Андрей с удивлением наблюдал за людьми: глаза их блестели от азарта, когда они болтали в утреннем автобусе о выпивке или о футболе. Это казалось ему таким поверхностным, что он пугался за них. Он мечтал об автобусе, в котором царило бы мудрое и глубокое молчание. Андрей был скромен и только смутно догадывался, что постиг то умение размышлять, о котором говорил философ. Но даже самому себе он не признавался в этом. Может быть, считал, что ему и не нужно что-либо менять в своей жизни, совершать какие-то особенные повороты, что переживания его мелки. Наверное, философ просто из вежливости сказал «каждый человек», а имел в виду совсем других людей. Вот, например, Андрей: пятнадцать лет проработал на одном месте, любит только одну женщину — свою жену, за границей не бывал. О каких еще поворотах может идти речь? То, что он уже несколько лет бригадир и получает награды, — не поворот, а скорее, как выразился лектор, «механический толчок». Пришло время, вот и все. И другие становились бригадирами, и других награждали. Андрей знал, что всегда будет хорошо работать и вряд ли будут у него столкновения с директорами и инженерами. Но тогда что же особенного может с ним произойти?
Взошло солнце, но казалось, по-настоящему освещал завод лишь нарастающий человеческий гул. Андрей давно уже заметил связь между заводским оживлением и светом. Доковая камера была полна пущенной с ночи воды, и огромный некрашеный корабль из листового железа, стоявший до того на дне, теперь поднялся высоко над головой Андрея. Вода в камере лежала неподвижная и покорная, воспринявшая цвет корабля, — красная вода, которую ему захотелось показать своей дочери.

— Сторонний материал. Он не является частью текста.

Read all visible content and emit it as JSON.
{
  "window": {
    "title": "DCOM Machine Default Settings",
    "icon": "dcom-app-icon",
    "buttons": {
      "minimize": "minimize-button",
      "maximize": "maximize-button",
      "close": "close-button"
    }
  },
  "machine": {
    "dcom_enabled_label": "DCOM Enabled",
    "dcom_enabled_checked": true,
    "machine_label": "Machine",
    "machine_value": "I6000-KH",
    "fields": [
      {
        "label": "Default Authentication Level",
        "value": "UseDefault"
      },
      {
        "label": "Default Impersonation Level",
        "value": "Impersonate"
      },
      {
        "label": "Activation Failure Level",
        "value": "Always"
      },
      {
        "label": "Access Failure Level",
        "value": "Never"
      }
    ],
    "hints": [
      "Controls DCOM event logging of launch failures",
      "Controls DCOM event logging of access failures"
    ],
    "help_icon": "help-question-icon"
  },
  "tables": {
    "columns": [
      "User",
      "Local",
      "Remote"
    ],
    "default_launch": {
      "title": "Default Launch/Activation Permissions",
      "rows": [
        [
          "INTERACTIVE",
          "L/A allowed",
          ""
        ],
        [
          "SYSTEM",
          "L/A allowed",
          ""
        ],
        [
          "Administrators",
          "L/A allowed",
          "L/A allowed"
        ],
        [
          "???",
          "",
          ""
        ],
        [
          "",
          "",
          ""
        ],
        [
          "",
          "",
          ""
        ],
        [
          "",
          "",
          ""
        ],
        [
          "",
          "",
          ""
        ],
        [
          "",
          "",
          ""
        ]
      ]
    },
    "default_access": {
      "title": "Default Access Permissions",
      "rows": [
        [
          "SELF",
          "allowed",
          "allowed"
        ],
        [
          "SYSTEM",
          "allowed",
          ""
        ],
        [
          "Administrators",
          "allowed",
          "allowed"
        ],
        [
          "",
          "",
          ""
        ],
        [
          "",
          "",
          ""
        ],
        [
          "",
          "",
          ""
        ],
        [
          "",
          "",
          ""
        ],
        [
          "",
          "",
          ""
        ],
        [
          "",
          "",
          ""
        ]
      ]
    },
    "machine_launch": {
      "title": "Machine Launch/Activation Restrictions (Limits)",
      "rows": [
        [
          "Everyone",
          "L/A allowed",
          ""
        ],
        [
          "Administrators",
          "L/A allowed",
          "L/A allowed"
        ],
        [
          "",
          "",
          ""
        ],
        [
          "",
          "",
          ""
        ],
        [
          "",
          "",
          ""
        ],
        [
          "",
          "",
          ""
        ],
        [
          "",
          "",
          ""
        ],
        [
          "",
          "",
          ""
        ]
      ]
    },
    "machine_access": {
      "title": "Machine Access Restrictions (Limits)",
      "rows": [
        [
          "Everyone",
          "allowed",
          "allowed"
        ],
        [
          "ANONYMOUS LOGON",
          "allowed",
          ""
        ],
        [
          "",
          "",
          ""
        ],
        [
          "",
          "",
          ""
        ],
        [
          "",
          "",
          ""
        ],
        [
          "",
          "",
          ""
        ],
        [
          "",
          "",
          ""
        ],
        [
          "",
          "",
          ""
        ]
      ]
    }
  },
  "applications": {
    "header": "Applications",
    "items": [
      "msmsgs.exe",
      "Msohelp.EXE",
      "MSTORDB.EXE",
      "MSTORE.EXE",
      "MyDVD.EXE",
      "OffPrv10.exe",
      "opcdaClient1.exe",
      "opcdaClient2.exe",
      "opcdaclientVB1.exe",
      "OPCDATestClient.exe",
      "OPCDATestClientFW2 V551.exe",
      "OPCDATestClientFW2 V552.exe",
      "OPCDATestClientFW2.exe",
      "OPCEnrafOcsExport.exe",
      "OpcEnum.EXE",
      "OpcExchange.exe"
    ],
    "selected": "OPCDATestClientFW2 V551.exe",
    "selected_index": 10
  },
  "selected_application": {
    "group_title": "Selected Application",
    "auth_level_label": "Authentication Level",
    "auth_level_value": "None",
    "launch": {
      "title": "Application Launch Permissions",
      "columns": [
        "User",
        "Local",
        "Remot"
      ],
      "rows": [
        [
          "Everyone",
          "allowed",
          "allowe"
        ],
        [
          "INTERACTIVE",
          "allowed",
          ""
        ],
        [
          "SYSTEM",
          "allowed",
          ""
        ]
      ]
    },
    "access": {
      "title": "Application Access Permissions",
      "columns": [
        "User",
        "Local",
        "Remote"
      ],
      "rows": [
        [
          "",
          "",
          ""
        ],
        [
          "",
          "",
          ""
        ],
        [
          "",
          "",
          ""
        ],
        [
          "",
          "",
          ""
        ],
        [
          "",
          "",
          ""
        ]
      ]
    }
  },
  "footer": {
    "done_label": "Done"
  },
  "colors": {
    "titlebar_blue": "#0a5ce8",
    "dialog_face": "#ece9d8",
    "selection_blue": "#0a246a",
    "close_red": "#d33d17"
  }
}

Когда он видел что-то необыкновенное, такое, чего не встретишь каждый день, ему сразу хотелось показать это дочери. Сам он казался себе очень заурядным, ничем не отличающимся от других, и его мучила мысль, что и девочка вырастет такой же — незаметной и неинтересной для людей. Он мечтал, чтобы дочь выросла уверенной в себе, чтобы совершала необычные поступки и говорила необычные слова и повсюду вызывала восхищение и чтобы все понимали, что ее слова и поступки очень умные, редко встречающиеся. Если бы у нее был такой отец, как лектор-философ, это получилось бы само собой… Подобные мысли заставляли Андрея неизвестно почему чувствовать себя виноватым, он напряженно вглядывался в жизнь, в людей и неожиданно для себя научился открывать такое, чего люди обычно не замечают. Когда он ходил с дочерью на пляж, то показывал ей странную светлую полоску, оставленную на его загорелой руке ремешком от часов (он даже нарочно не снимал часы, чтобы получилась такая полоска); показывал лицо сторожа, ставшее похожим на морду гончей собаки, потому что тот целыми днями гонялся за мальчишками, норовившими перескочить через ограду, и кричал на них охрипшим голосом; предлагал девочке вслушаться в крики маленьких продавцов мороженого, в ударения, в особенные интонации, особое построение слов (для остальных эти крики были просто сообщением о том, что можно купить мороженое). Мальчишки выкрикивали: «Моро-о-женое!», «Кому моро-о-женое!», «Эскимо-о!»… Постоянно вслушиваясь в эти возгласы, он проникся их красотой. И представлял, как в послеполуденные часы смуглые мальчишки со своим дневным заработком погружаются в какой-то чудесный мир пыльных городских киношек, каруселей и тиров. Он не рассказывал дочери об этом мире, хотелось, чтобы она сама вообразила его…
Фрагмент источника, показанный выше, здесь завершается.